OS INCONVENIENTES

                                                      a Fernando Pontes

Desconhecem o que seja esquerda ou direita,
sabem da fome, do desemprego, do descarte.

O que lhes dizem o dólar, as comodities?
O que lhes importa o chique sul global?

Na folha de papel, os direitos fundamentais
quedam opacos, indiferentes ao desamparo.

Os inconvenientes ocupam ruas e avenidas:
silenciam o discurso protocolar do governo,
alimentam as diversas antíteses da oposição,
que, depois, no governo, já os desprezam.

Eles, os inconvenientes, perturbam o mundo,
alimentam a literatura, desconcertam a estética.

Mostram as unhas sujas das estatísticas,
toldam o conceito pueril de democracia.

Os inconvenientes expõem as vísceras do poder,
as hipocrisias mais urdidas dos sádicos populistas
aqui repousam as engenharias políticas estéreis,
ensaios acadêmicos aclamados pelos nefelibatas.

Eles estragam as paisagem dos edifícios nobres.

Jogam na cara da civilidade o âmago da vida,
o lado mais sombrio da arquitetura política.

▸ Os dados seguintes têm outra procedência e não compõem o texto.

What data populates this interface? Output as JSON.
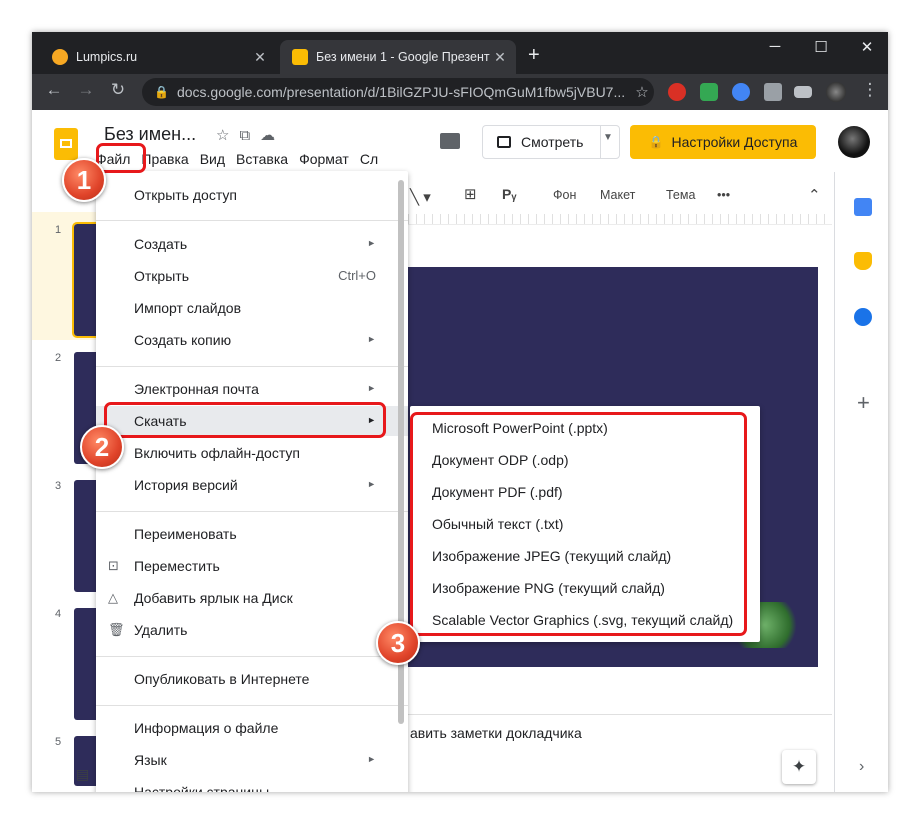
{
  "browser": {
    "tabs": [
      {
        "title": "Lumpics.ru",
        "close": "✕"
      },
      {
        "title": "Без имени 1 - Google Презента",
        "close": "✕"
      }
    ],
    "new_tab": "+",
    "window_controls": {
      "minimize": "─",
      "maximize": "☐",
      "close": "✕"
    },
    "nav": {
      "back": "←",
      "forward": "→",
      "reload": "↻"
    },
    "url": "docs.google.com/presentation/d/1BilGZPJU-sFIOQmGuM1fbw5jVBU7...",
    "bookmark_star": "☆",
    "menu": "⋮"
  },
  "docs": {
    "title": "Без имен...",
    "menu": [
      "Файл",
      "Правка",
      "Вид",
      "Вставка",
      "Формат",
      "Сл"
    ],
    "present_label": "Смотреть",
    "share_label": "Настройки Доступа",
    "share_icon": "🔒"
  },
  "toolbar": {
    "bg_label": "Фон",
    "layout_label": "Макет",
    "theme_label": "Тема",
    "more": "•••",
    "collapse": "⌃",
    "textbox": "Pᵧ",
    "comment": "⊞"
  },
  "filmstrip": {
    "numbers": [
      "1",
      "2",
      "3",
      "4",
      "5"
    ]
  },
  "notes_text": "авить заметки докладчика",
  "file_menu": {
    "items": [
      {
        "label": "Открыть доступ",
        "shortcut": "",
        "arrow": "",
        "icon": ""
      },
      {
        "label": "Создать",
        "shortcut": "",
        "arrow": "►",
        "icon": ""
      },
      {
        "label": "Открыть",
        "shortcut": "Ctrl+O",
        "arrow": "",
        "icon": ""
      },
      {
        "label": "Импорт слайдов",
        "shortcut": "",
        "arrow": "",
        "icon": ""
      },
      {
        "label": "Создать копию",
        "shortcut": "",
        "arrow": "►",
        "icon": ""
      },
      {
        "label": "Электронная почта",
        "shortcut": "",
        "arrow": "►",
        "icon": ""
      },
      {
        "label": "Скачать",
        "shortcut": "",
        "arrow": "►",
        "icon": ""
      },
      {
        "label": "Включить офлайн-доступ",
        "shortcut": "",
        "arrow": "",
        "icon": ""
      },
      {
        "label": "История версий",
        "shortcut": "",
        "arrow": "►",
        "icon": ""
      },
      {
        "label": "Переименовать",
        "shortcut": "",
        "arrow": "",
        "icon": ""
      },
      {
        "label": "Переместить",
        "shortcut": "",
        "arrow": "",
        "icon": "folder-move-icon"
      },
      {
        "label": "Добавить ярлык на Диск",
        "shortcut": "",
        "arrow": "",
        "icon": "drive-shortcut-icon"
      },
      {
        "label": "Удалить",
        "shortcut": "",
        "arrow": "",
        "icon": "trash-icon"
      },
      {
        "label": "Опубликовать в Интернете",
        "shortcut": "",
        "arrow": "",
        "icon": ""
      },
      {
        "label": "Информация о файле",
        "shortcut": "",
        "arrow": "",
        "icon": ""
      },
      {
        "label": "Язык",
        "shortcut": "",
        "arrow": "►",
        "icon": ""
      },
      {
        "label": "Настройки страницы",
        "shortcut": "",
        "arrow": "",
        "icon": ""
      }
    ]
  },
  "download_menu": {
    "items": [
      "Microsoft PowerPoint (.pptx)",
      "Документ ODP (.odp)",
      "Документ PDF (.pdf)",
      "Обычный текст (.txt)",
      "Изображение JPEG (текущий слайд)",
      "Изображение PNG (текущий слайд)",
      "Scalable Vector Graphics (.svg, текущий слайд)"
    ]
  },
  "callouts": [
    "1",
    "2",
    "3"
  ],
  "colors": {
    "accent_yellow": "#fbbc04",
    "callout_red": "#e7181b",
    "slide_bg": "#2e2c5a"
  }
}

Eles fedem a azedo, a urina, a fezes, a podre,
irremediavelmente condenados ao invisível.

Os inconvenientes buscam apenas sobreviver,
animais pulsando dentro do teimoso destino.

Eles deprimem os últimos poetas.

A vida é neles o não morrer em cada instante,
resistir a cada crueldade do mundo econômico.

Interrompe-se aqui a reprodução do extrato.